Le calme d’un port en pleine nuit, un cargo de plus de cent mètres de long… On monte la passerelle et on embarque pour un voyage au long cours. Cette situation, Josep l’a vécue plusieurs fois depuis qu’il est tombé amoureux des voyages en cargo en 2009. « J’aime beaucoup la mer et j’ai eu un bateau aussi. J’ai décidé un jour de naviguer d’une toute autre façon ». Malgré son amour pour la navigation, hors de question pour ce retraité de faire une croisière. « Je n’ai pas envie d’être sur un bateau avec 4.000 personnes. Voyager en cargo, c’est tout autre chose ».

Un membre d’équipage à part entière

Dans un cargo, on ne compte généralement que deux à trois cabines de passagers. « On est maximum quatre à cinq passagers et en comptant l’équipage, nous sommes une vingtaine, même pour un grand bateau ». Ce qu’aime aussi Josep, c’est vivre avec les membres du bateau.

« On est intégré et rapidement considéré comme un membre de l’équipage car on partage leur vie pendant plusieurs semaines. Chacun a ses histoires, ses origines. Les bateaux ont des équipages venant des quatre coins du monde et on en apprend toujours sur les gens. Il y a toujours une ambiance agréable et professionnelle. C’est très méthodique et tout est très précis dans un cargo, malgré son énorme taille ».

Tout seul sur le bateau

Si le bateau peut compter une vingtaine de personnes, la quasi-totalité d’entre elles sont en effet là pour travailler. « Vous avez toujours l’occasion d’être seul dans un si grand navire. Surtout après 18h. Pour eux, la journée est finie et ils se reposent. Le reste du bateau est à vous ». Josep a aussi eu la chance d’être le seul passager du cargo.

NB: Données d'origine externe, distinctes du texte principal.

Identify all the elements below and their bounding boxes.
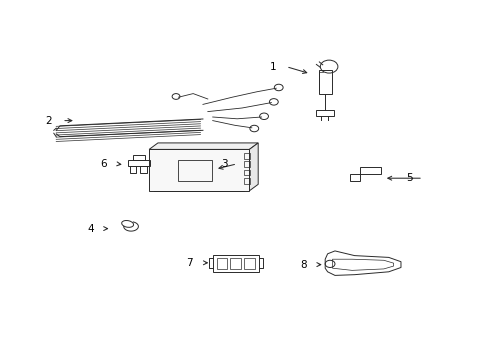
Text: 4: 4 — [87, 224, 94, 234]
Text: 8: 8 — [299, 260, 306, 270]
Text: 2: 2 — [45, 116, 52, 126]
Text: 3: 3 — [220, 159, 227, 169]
Text: 5: 5 — [406, 173, 412, 183]
Polygon shape — [149, 149, 249, 191]
Text: 7: 7 — [186, 258, 193, 268]
Text: 1: 1 — [269, 62, 276, 72]
Text: 6: 6 — [100, 159, 106, 169]
Polygon shape — [149, 143, 258, 149]
Polygon shape — [249, 143, 258, 191]
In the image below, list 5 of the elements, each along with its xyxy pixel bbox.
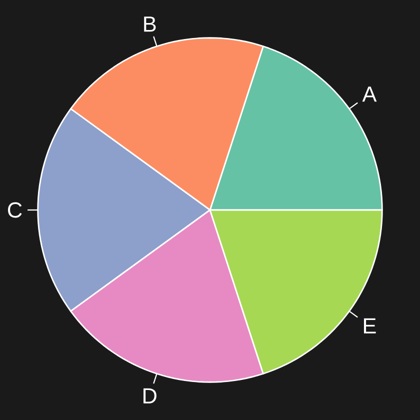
slice-label: B xyxy=(144,16,156,32)
slice-label: D xyxy=(144,388,156,404)
slice-label: E xyxy=(364,318,376,334)
slice-label: C xyxy=(8,202,22,218)
slice-label: A xyxy=(362,86,377,102)
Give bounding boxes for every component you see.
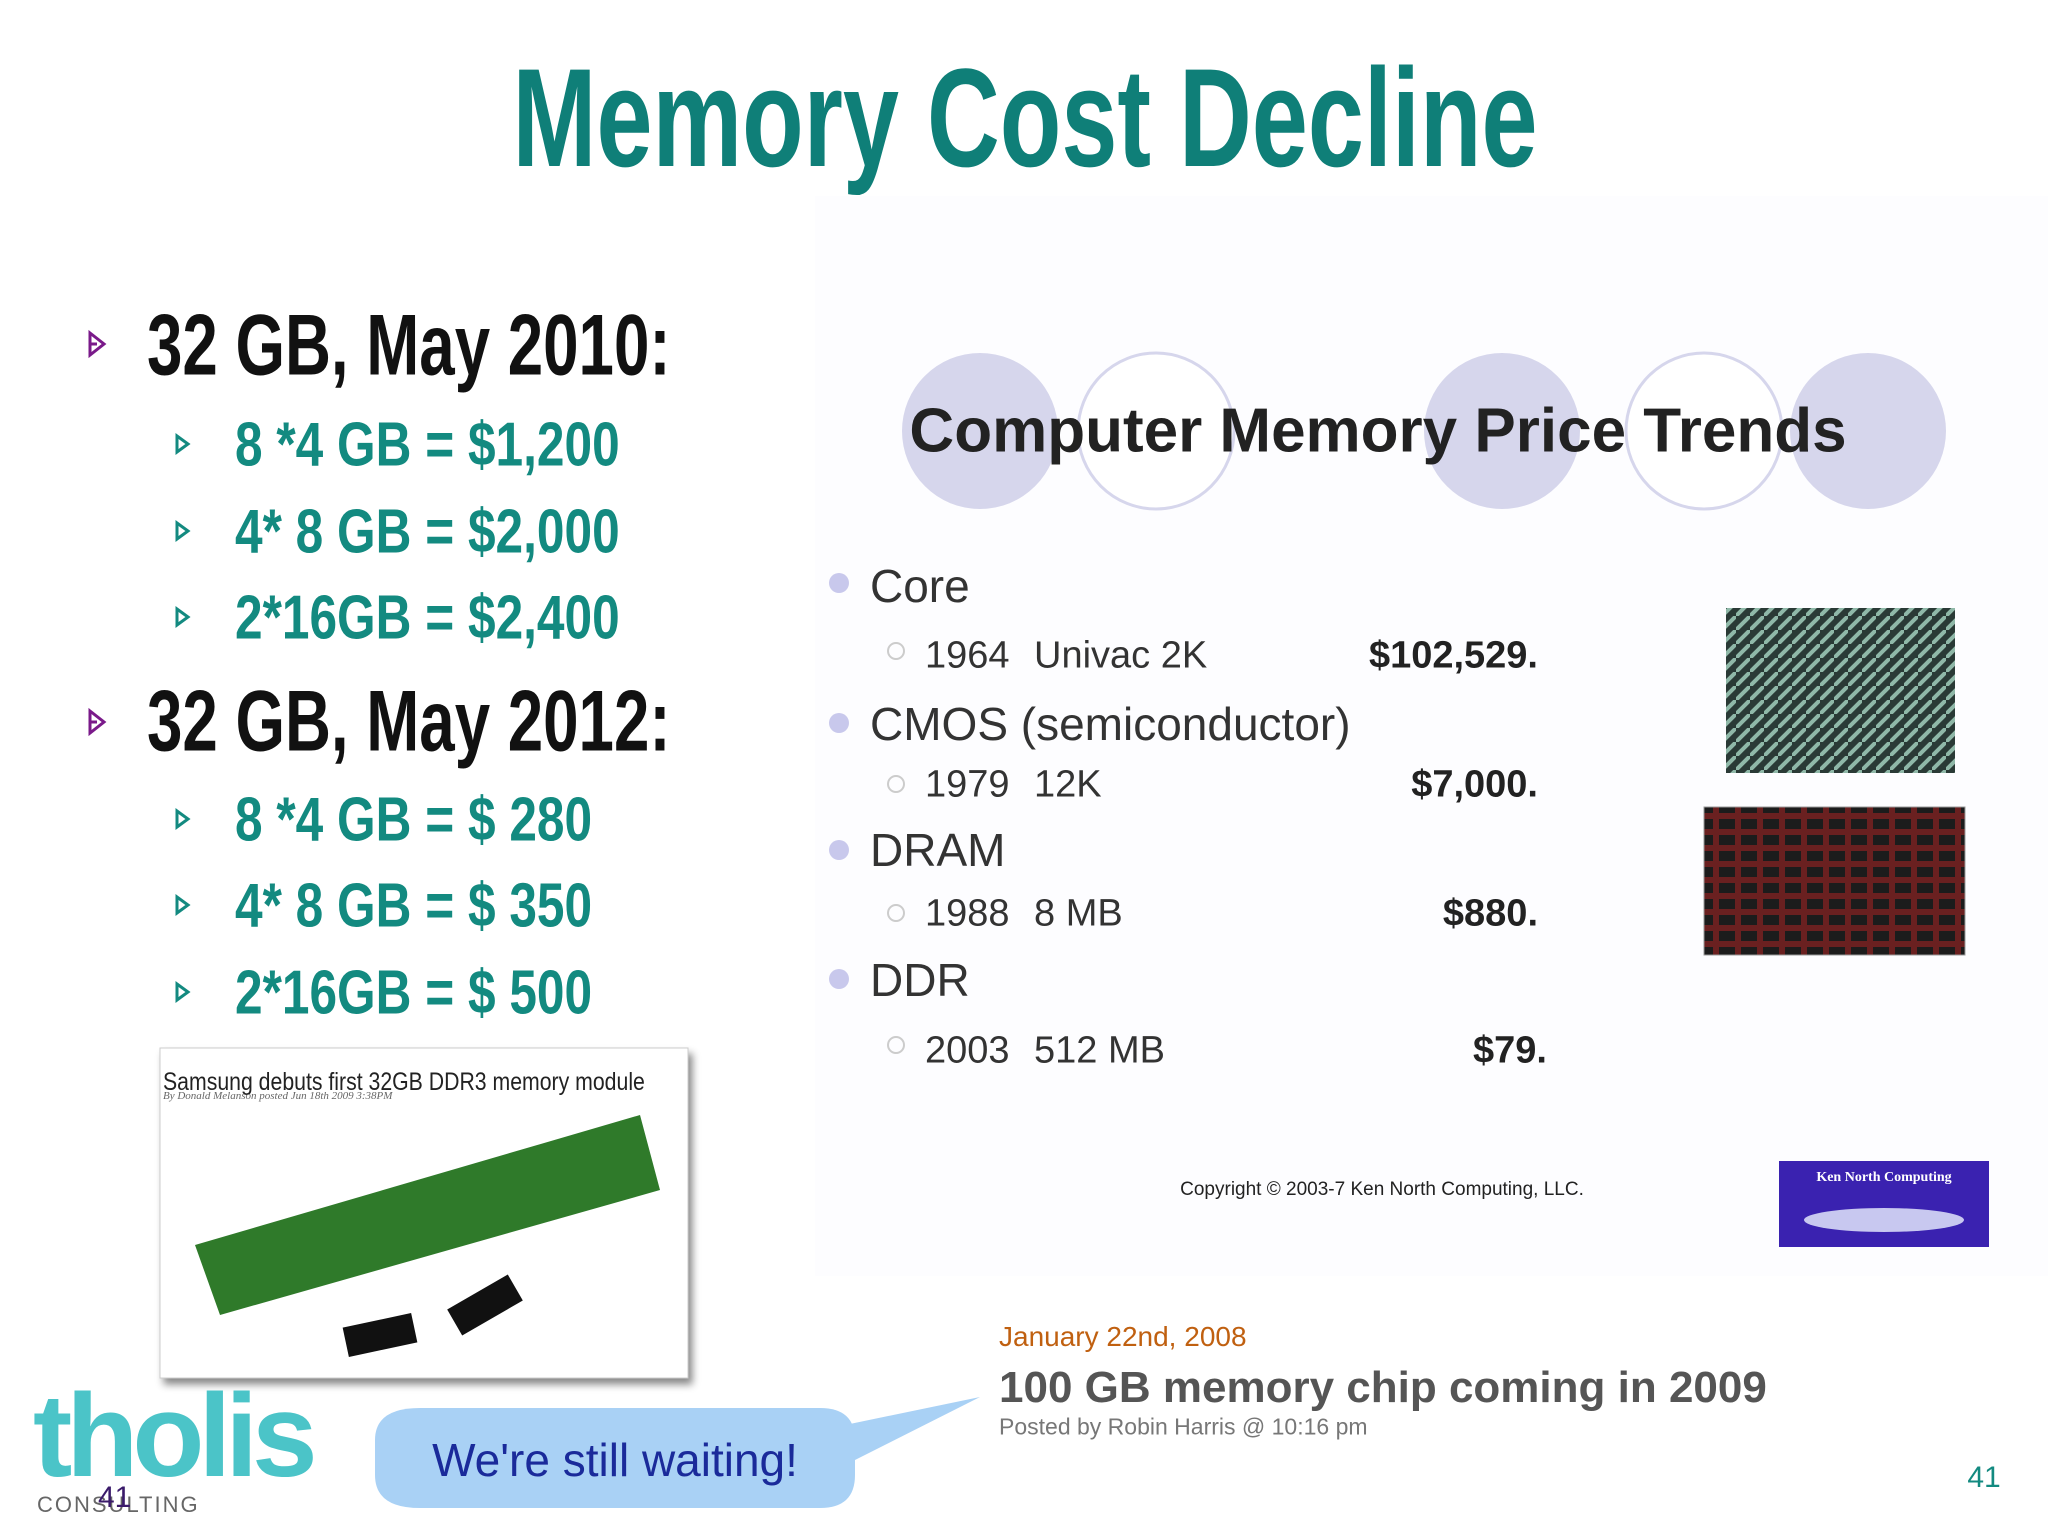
bullet-heading: 32 GB, May 2012: bbox=[147, 673, 671, 770]
blog-headline: 100 GB memory chip coming in 2009 bbox=[999, 1363, 1767, 1412]
technology: DRAM bbox=[870, 824, 1006, 876]
year: 1964 bbox=[925, 634, 1010, 677]
callout-text: We're still waiting! bbox=[432, 1434, 798, 1486]
dimm-chips bbox=[342, 1274, 523, 1357]
price: $102,529. bbox=[1368, 634, 1538, 677]
news-headline: Samsung debuts first 32GB DDR3 memory mo… bbox=[163, 1068, 645, 1096]
year: 1988 bbox=[925, 892, 1010, 935]
year: 1979 bbox=[925, 763, 1010, 806]
bullet-item: 2*16GB = $2,400 bbox=[235, 583, 620, 653]
bullet-item: 4* 8 GB = $ 350 bbox=[235, 871, 593, 941]
item: 512 MB bbox=[1034, 1029, 1165, 1072]
core-memory-photo bbox=[1726, 608, 1955, 773]
ken-north-text: Ken North Computing bbox=[1816, 1170, 1952, 1185]
sub-dots bbox=[887, 642, 905, 1054]
blog-date: January 22nd, 2008 bbox=[999, 1321, 1247, 1352]
bullet-item: 8 *4 GB = $1,200 bbox=[235, 410, 620, 480]
year: 2003 bbox=[925, 1029, 1010, 1072]
dimm-module bbox=[195, 1115, 660, 1315]
callout-bubble bbox=[375, 1408, 855, 1508]
bullet-item: 2*16GB = $ 500 bbox=[235, 958, 593, 1028]
trends-title: Computer Memory Price Trends bbox=[909, 396, 1847, 466]
technology: DDR bbox=[870, 954, 970, 1006]
news-author: By Donald Melanson bbox=[163, 1090, 257, 1102]
company-logo: tholis bbox=[33, 1370, 318, 1502]
item: Univac 2K bbox=[1034, 634, 1208, 677]
price: $880. bbox=[1442, 892, 1538, 935]
item: 12K bbox=[1034, 763, 1102, 806]
dram-board-photo bbox=[1703, 806, 1966, 956]
page-number: 41 bbox=[1967, 1461, 2001, 1494]
dots bbox=[829, 573, 849, 989]
callout-tail bbox=[845, 1397, 980, 1460]
price: $7,000. bbox=[1411, 763, 1538, 806]
news-byline: By Donald Melanson posted Jun 18th 2009 … bbox=[163, 1090, 392, 1102]
technology: Core bbox=[870, 560, 970, 612]
bullet-item: 4* 8 GB = $2,000 bbox=[235, 497, 620, 567]
technology: CMOS (semiconductor) bbox=[870, 698, 1351, 750]
copyright: Copyright © 2003-7 Ken North Computing, … bbox=[1180, 1179, 1584, 1200]
news-date: posted Jun 18th 2009 3:38PM bbox=[259, 1090, 393, 1102]
decor-circles bbox=[902, 351, 1946, 511]
bullet-heading: 32 GB, May 2010: bbox=[147, 297, 671, 394]
page-number-overlay: 41 bbox=[98, 1481, 132, 1514]
ken-north-logo bbox=[1779, 1161, 1989, 1247]
price: $79. bbox=[1473, 1029, 1547, 1072]
blog-byline: Posted by Robin Harris @ 10:16 pm bbox=[999, 1413, 1368, 1440]
bullet-item: 8 *4 GB = $ 280 bbox=[235, 785, 593, 855]
item: 8 MB bbox=[1034, 892, 1123, 935]
logo-swoosh bbox=[1804, 1208, 1964, 1232]
bullet-icons bbox=[88, 329, 191, 1003]
slide-title: Memory Cost Decline bbox=[512, 39, 1538, 196]
company-tagline: CONSULTING bbox=[37, 1492, 200, 1517]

« Je pouvais aller n’importe où, à tout moment, j’étais complètement seul. La forme la plus pure de slow travel. On a du temps pour soi, pour admirer la mer et les paysages. Et se retrouver ». Si l’essentiel du voyage est en haute mer, il faut être sur le pont pour admirer les paysages. « Quand on passe dans les fjords norvégiens ou qu’on suit un brise-glaces en Finlande, c’est une expérience incroyable ».

Une question de temps et de budget

Si les voyages en cargo sont ouverts à tous, il y a quelques petits points en leur défaveur. Contrairement aux idées reçues, ce n’est pas le confort vu que les passagers dorment dans de grandes cabines avec tout le confort nécessaire. Non, il faut surtout avoir du temps. « Il faut être très flexible. Le départ peut être retardé, et on ne sait jamais à quel moment on va embarquer ou arriver dans un autre port ».

L’autre, c’est le prix. A raison d’au moins 100 euros par jour en moyenne , ce n’est pas forcément pour tous les budgets. « Je vois beaucoup de jeunes qui sont intéressés à l’idée d’un tel voyage mais qui reculent ensuite devant le prix ». Une chose est sûre, Josep continuera à naviguer sur les mers et n’a qu’un conseil à donner : « Il faut essayer. C’est une expérience formidable ! ».